RS: Recientemente finalizó Arte Vivo, un festival cultural del que todos los artistas santiagueros se sientes orgullosos y que gracias a tu esfuerzo se ha realizado por muchos años. ¿Qué significación tiene Arte Vivo para ti?
FC:
Arte Vivo fue una necesidad expresiva de jóvenes artistas de vanguardia en una sociedad que, para mediado de los ochenta, era muy conservadora. Fue nuestra manera de ganar un espacio a fuerza de pura creación, provocación y, porqué no, de diversión. Tomar las paredes de Casa de Arte, llenarla de proclamas visuales y sonoras, dar a conocer que en Santiago existían creadores con aspiraciones universales fue toda una catarsis colectiva. Nos asombramos de la necesidad que tenía la población misma de expresarse libremente; creo, después de tanto tiempo, que fuimos sorprendidos en nuestra buena fe, fuimos por lana y salimos traquilados. Desde el inicio la actividad se convirtió más en expresión de la colectividad que de los artistas; de ahí que cada años recibamos una presión enorme de todos los sectores de la ciudad para que el evento se realice porque en realidad la comunidad se abre al contacto con lo mejor y más auténtico de la cultura dominicana y ahora también caribeña. Lo que distingue a Arte Vivo de otros festivales y manifestaciones culturales es la entrega absoluta de los involucrados: escritores, músicos, artistas profesionales (incluso de dimensiones mundiales como Johnny Pacheco, Pablo Milanés, Franketienne, Andy Montañez, Amaury Pérez, Danny Rivera, Mapeye, etc.), creadores emergentes, grupos sociales, folcloristas, activistas, que se desprenden del interés pecuniario en aras de una expresión solidaria, festiva, como contagiados por la fuerza renovadora de la primavera. En Arte Vivo todos postergan las urgencias económicas para expresarse de la forma más sublime posible, desde lo netamente popular hasta expresiones de naturaleza estéticas más elaboradas. Veintiún años después, Arte Vivo es una expresión que tiene vida propia y se sustenta en la identidad de los dominicanos, aportando en este proceso de acomodarnos a la globalidad sin perder de vista lo que somos. Todavía hoy —como fue ayer y será mañana— en Arte vivo, la indiferencia no está permitida…

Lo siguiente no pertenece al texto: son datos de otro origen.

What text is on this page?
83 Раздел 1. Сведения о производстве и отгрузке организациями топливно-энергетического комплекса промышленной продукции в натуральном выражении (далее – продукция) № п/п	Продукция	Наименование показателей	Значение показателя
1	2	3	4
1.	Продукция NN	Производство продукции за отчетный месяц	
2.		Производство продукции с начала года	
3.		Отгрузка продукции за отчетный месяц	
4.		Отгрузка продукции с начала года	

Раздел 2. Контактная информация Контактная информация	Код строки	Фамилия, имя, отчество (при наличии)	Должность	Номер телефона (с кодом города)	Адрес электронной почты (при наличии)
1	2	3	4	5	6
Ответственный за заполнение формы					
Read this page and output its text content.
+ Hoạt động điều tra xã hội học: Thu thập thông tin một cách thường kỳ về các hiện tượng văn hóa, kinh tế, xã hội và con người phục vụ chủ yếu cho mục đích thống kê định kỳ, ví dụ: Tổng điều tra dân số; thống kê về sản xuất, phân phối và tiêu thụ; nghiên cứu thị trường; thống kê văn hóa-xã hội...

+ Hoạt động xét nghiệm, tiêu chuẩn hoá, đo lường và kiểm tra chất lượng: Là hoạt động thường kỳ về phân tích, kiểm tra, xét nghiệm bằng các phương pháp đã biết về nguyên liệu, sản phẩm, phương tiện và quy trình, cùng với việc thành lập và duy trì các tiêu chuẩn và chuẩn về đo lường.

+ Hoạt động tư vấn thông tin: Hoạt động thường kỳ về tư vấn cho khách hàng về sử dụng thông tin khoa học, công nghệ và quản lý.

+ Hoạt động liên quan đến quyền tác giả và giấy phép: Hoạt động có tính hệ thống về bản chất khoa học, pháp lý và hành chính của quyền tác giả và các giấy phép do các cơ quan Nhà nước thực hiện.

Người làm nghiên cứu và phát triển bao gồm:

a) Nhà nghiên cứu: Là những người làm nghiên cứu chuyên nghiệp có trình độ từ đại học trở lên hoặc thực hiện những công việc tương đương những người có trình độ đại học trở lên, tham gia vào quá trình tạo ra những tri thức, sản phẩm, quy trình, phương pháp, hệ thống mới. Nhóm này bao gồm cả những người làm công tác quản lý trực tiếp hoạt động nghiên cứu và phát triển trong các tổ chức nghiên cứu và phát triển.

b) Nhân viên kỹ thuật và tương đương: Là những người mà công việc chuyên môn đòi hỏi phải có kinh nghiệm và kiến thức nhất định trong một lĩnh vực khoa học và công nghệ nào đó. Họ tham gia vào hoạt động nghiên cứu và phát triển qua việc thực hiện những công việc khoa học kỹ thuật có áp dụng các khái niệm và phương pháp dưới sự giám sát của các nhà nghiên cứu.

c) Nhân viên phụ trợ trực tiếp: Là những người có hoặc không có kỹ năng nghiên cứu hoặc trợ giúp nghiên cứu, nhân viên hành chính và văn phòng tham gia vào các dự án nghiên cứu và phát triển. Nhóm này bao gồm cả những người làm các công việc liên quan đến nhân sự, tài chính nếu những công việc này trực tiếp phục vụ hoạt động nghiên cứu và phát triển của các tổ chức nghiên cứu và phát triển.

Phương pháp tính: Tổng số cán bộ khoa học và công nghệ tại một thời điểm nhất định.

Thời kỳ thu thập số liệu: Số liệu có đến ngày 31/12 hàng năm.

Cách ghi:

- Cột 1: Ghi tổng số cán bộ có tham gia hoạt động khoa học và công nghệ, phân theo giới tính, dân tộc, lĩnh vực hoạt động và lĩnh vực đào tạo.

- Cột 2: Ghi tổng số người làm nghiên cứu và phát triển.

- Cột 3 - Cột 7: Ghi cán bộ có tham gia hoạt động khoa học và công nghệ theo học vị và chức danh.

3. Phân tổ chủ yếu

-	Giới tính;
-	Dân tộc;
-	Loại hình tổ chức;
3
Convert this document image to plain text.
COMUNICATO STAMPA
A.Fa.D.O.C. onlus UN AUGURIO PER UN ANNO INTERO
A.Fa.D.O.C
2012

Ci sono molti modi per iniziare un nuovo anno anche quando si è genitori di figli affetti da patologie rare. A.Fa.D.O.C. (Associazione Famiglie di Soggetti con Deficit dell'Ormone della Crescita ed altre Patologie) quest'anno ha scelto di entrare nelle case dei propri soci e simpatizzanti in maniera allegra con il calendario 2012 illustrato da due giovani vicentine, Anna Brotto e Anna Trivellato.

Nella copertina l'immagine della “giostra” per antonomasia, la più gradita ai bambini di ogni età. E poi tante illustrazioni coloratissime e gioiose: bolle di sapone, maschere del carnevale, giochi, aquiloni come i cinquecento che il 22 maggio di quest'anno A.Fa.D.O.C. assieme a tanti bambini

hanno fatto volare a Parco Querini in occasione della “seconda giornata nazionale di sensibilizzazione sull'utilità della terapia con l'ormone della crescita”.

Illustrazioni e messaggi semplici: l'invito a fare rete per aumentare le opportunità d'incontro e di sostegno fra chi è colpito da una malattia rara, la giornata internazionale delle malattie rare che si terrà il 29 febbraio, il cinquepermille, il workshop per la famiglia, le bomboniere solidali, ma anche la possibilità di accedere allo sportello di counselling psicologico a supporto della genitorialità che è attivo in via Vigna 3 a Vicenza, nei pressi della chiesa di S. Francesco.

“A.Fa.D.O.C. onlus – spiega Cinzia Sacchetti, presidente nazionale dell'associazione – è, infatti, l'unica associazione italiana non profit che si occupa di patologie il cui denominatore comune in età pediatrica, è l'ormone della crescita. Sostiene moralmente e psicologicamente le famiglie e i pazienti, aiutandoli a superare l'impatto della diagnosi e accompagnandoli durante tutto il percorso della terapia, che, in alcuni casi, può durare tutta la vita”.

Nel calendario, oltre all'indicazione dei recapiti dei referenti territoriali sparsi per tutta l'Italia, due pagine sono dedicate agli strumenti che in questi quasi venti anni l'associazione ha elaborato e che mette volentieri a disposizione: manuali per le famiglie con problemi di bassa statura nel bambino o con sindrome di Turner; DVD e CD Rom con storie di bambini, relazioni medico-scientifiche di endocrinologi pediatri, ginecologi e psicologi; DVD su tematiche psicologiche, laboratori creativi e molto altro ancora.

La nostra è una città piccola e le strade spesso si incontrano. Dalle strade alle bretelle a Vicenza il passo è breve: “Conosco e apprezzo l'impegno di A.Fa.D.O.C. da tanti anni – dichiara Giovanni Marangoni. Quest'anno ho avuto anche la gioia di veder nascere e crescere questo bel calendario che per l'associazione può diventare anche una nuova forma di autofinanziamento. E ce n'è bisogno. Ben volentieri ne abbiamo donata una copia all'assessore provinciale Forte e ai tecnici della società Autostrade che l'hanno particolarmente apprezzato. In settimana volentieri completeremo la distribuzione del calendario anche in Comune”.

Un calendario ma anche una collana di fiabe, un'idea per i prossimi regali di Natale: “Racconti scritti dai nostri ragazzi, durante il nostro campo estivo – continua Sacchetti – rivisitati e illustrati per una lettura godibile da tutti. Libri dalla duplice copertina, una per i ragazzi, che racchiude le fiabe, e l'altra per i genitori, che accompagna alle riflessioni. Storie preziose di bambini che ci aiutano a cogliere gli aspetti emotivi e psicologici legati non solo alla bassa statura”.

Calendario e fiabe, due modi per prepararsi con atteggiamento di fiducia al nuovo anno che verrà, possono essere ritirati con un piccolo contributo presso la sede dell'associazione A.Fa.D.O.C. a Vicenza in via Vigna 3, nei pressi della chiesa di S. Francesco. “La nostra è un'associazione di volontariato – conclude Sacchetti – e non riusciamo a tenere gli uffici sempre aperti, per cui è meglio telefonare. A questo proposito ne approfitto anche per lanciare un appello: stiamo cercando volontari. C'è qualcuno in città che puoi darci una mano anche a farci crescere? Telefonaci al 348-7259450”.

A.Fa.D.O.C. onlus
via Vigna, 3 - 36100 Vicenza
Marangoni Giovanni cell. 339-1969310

RS: Hablemos ahora sobre tus proyectos. ¿Qué sigue ahora? ¿Cuál es tu próxima publicación y para cuándo la podemos esperar?
FC:
Para mí cada libro es un proyecto que se ha de concretar a largo plazo, casi siempre llevado en paralelo con otros, a veces de naturaleza distinta. En aspectos literarios, vengo trabajando otro poema-libro de aliento milenarista, apocalíptico; de hecho ya está totalmente listo, diagramado, en espera de mandarlo a imprenta. Asimismo, estoy recién finalizando un monográfico, tipo antología, sobre poetas dominicanos contemporáneos para la revista Blanco Móvil de México, a publicarse en los próximos meses. También, empecé la revisión final del segundo tomo de lecturas críticas de poesía dominicana finisecular, esto de cara al próximo año.